October 20, 2015
By Audrey Roen
Meat lovers may not be far fetched in saying that eliminating meat would make them go crazy. The World Health Organization (WHO) has found a link between vegetarian eaters and mental disorders. Well, almost.
A recent study titled, “Vegetarian diet and mental disorders: results from a representative community survey” investigated the mental health of vegetarians. The study only showed a correlation between a vegetarian diet and an increased risk of developing mental disorders in Western cultures. This means that we can’t start calling all vegetarians crazy.
I identify as a pescetarian: a person who omits meat and poultry but consumes fish, eggs, and dairy. Although I feel great and have been following this diet for almost 8 years, I can’t count the number of times I’ve been called crazy for not eating meat.
Let’s take a look at what it means to be a vegetarian, its variations, ups and downs and whether or not you are nuts to try it.
According to the North American Vegetarian Society, a vegetarian is an individual that does not eat any kind of meat, poultry, fish or other sea animals. Some variations include: an ovo vegetarian who is someone that does eat eggs, a lacto vegetarian who consumes dairy products, and an ovo – lacto vegetarian who includes both eggs and dairy products. Let’s not forget the vegans who don’t consume any part of or anything that comes from an animal.
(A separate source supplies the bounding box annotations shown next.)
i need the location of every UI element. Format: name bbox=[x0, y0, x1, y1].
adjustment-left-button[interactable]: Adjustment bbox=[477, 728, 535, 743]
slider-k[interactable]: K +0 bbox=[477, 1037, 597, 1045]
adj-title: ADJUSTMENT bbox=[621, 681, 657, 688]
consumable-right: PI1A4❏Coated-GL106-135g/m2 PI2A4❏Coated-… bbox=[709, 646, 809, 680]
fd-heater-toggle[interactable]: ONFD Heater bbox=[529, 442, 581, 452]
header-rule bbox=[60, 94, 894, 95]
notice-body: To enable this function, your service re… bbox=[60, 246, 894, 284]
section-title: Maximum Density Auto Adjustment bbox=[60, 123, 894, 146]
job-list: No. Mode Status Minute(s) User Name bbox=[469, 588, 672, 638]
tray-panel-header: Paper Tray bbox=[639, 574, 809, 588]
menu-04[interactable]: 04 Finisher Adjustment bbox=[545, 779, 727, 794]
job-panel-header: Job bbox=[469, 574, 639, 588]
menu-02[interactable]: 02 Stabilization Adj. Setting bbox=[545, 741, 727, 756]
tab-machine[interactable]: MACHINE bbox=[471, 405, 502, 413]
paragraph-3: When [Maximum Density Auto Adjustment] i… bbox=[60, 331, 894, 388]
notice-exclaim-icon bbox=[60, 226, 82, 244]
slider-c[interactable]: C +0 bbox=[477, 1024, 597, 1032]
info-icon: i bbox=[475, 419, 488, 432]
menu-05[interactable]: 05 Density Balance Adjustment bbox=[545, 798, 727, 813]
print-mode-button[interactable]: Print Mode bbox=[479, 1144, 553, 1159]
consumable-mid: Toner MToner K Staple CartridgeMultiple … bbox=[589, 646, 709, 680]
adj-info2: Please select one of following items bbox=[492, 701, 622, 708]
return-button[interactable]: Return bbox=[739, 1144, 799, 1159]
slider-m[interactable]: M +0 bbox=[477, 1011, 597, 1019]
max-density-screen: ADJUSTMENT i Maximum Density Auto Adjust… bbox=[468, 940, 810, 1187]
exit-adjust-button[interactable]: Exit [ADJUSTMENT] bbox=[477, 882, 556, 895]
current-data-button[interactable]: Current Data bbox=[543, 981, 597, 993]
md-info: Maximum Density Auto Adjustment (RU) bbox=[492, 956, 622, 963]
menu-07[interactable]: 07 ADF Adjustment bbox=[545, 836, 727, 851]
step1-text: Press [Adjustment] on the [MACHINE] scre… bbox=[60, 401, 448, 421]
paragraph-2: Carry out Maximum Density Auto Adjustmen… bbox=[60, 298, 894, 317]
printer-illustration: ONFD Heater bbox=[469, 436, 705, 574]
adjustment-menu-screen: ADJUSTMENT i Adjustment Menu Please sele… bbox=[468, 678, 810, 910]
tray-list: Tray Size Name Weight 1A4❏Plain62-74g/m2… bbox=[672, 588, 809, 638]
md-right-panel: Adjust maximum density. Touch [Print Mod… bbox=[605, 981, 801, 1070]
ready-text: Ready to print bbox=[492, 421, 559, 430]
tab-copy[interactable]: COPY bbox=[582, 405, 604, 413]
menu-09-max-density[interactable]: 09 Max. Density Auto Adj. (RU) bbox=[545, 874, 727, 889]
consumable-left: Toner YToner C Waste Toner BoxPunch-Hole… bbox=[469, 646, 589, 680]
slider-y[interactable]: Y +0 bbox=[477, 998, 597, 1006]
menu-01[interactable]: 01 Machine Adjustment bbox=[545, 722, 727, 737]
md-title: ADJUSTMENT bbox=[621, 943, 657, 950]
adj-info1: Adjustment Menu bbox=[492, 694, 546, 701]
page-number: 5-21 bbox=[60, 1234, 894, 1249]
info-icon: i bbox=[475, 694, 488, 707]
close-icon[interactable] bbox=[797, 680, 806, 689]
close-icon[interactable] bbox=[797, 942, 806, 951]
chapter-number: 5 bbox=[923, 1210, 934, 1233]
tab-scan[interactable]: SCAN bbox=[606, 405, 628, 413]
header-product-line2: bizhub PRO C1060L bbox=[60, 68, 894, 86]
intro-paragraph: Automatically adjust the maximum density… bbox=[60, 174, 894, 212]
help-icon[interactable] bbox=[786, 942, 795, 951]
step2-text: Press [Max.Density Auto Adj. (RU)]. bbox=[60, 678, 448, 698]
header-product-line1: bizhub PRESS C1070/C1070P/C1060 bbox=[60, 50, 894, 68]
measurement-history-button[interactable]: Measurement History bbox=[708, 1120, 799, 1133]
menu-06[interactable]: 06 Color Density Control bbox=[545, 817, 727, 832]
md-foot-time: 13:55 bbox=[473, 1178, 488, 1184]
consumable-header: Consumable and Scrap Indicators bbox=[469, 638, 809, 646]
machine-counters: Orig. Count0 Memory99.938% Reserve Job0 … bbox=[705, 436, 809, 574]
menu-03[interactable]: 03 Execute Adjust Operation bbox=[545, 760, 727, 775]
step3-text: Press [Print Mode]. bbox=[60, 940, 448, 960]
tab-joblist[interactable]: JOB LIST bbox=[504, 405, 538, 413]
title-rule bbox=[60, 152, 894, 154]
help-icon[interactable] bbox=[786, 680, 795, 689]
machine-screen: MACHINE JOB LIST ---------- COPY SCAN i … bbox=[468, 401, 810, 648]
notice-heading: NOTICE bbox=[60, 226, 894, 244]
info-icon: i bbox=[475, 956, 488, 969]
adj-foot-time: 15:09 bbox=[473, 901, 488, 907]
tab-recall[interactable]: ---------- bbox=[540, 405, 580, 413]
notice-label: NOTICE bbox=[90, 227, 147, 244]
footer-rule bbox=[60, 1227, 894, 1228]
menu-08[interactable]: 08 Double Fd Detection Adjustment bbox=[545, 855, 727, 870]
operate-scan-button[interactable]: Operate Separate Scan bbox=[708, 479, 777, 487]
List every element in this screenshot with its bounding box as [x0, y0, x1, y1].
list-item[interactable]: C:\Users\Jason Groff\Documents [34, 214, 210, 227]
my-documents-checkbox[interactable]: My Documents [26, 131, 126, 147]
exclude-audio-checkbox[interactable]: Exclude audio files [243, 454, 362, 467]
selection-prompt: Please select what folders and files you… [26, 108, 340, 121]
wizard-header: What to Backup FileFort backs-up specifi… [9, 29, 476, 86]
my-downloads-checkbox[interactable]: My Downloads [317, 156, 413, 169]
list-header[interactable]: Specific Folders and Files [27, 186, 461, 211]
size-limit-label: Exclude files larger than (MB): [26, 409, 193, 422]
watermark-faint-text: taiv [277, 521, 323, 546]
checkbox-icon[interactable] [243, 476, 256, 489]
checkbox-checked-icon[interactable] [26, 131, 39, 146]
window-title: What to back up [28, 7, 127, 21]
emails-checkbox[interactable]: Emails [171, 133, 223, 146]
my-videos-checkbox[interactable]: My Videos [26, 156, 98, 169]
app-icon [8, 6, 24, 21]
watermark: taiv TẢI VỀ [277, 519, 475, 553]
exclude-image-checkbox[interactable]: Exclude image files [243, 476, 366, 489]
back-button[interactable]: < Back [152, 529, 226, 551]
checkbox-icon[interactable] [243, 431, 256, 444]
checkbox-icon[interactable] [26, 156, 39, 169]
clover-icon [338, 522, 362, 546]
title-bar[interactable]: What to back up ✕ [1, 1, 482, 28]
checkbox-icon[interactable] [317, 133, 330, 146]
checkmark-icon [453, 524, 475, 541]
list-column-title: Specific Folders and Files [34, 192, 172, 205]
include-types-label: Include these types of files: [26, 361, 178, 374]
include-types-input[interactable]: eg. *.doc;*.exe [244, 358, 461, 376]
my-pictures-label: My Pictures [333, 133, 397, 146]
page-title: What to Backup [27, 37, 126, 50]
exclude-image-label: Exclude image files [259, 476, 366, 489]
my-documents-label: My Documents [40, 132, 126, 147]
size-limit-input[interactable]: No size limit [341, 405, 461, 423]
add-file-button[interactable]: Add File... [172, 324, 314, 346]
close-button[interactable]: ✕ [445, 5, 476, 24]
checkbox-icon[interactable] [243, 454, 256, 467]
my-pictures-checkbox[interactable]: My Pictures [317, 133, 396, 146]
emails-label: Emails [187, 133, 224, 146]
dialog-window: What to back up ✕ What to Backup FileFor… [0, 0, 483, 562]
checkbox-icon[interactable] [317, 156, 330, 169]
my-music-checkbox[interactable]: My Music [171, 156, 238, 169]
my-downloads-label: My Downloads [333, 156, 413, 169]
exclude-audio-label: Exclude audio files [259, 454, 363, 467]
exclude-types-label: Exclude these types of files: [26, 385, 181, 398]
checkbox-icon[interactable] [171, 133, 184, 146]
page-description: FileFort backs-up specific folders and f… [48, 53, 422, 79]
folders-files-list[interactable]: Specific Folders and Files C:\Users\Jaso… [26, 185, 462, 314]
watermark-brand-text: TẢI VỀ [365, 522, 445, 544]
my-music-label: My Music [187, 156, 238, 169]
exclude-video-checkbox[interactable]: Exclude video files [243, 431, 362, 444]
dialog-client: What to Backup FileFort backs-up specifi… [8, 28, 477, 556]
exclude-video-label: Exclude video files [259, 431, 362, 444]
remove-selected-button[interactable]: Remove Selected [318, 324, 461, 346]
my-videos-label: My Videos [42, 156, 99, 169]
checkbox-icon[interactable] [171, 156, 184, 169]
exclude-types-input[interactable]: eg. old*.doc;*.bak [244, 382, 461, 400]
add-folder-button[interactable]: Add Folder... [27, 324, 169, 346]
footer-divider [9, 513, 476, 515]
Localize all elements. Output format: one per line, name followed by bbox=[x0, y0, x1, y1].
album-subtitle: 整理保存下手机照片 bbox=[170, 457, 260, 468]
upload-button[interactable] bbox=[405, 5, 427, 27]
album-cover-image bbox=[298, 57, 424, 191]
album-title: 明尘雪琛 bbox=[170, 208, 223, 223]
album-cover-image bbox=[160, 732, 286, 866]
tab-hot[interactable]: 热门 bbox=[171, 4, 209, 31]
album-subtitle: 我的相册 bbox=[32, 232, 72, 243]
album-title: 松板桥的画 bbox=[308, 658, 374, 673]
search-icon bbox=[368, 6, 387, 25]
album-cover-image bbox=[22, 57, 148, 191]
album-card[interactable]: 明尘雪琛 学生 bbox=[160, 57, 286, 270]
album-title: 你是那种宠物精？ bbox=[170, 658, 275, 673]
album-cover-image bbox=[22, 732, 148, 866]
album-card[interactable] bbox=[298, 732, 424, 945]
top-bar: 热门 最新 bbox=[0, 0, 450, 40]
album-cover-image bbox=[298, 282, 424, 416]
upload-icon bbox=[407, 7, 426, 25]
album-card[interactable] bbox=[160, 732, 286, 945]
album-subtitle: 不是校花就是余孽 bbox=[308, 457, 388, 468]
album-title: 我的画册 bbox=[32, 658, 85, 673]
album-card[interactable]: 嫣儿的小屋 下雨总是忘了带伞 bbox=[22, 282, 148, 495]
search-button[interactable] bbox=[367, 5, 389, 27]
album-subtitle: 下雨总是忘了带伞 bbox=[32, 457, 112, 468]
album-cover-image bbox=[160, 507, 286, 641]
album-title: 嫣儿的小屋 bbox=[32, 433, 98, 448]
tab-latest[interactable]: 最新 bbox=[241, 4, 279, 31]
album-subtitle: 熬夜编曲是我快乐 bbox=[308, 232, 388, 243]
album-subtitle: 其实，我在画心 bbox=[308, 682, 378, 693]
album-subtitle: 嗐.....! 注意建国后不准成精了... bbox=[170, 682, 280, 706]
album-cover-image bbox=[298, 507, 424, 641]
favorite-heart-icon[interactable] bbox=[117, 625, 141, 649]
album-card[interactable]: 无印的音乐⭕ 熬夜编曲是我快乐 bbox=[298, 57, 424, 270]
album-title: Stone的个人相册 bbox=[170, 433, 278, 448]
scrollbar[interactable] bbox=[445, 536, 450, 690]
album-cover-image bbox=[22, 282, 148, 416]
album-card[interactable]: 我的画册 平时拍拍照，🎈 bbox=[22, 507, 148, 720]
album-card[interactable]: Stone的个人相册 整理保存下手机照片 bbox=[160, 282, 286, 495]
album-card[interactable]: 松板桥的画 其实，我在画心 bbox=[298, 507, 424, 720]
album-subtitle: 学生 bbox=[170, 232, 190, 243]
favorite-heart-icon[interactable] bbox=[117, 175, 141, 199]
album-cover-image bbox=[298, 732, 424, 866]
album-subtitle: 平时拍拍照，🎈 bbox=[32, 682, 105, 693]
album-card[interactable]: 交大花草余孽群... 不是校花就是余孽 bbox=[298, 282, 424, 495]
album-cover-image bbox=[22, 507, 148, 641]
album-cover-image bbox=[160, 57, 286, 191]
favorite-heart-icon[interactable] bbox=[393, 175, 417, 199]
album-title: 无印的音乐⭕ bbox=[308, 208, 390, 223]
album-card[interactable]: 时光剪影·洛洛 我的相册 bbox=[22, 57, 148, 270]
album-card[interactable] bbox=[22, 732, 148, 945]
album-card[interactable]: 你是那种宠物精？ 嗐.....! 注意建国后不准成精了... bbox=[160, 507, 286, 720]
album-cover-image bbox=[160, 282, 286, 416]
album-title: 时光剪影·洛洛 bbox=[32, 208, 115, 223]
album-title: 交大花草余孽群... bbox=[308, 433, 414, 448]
There are several to consider when deciding to take on a vegetarian diet. Some positives include: increasing concern for one’s health as well as the environment, a greater compassion for animals and an overall change in food preferences. According to the Academy of Nutrition and Dietetics, vegetarians are less likely to develop heart disease, cancers, diabetes, obesity and hypertension in comparison to individuals who eat meat regularly. Finally, it can be an exciting new culinary experience.
A downside includes the need to watch and monitor levels of protein, calcium, iron, zinc, vitamin D and vitamin B 12. These nutrients are essential to bone building, heart function and muscle contraction. Another thing is that the possibility of weight gain and fat intake still remains, as it is ok to consume desserts and processed carbohydrates as a vegetarian. Finally, Brown University suggests that, when looking at the general population, vegetarian diets are more common among individuals with eating disorders.
So, ultimately, was the WHO right? I don’t believe so. Mental health concerns are intricate and subjective and can arise from a variety of outside factors. However, just like with any kind of dietary modification or restriction people make for themselves, it is possible to take things a little too far. As long as you do your research, supplement your diet (as needed) with the nutrients described above, feed yourself and take care of your body, there is no need for your family or friends to worry.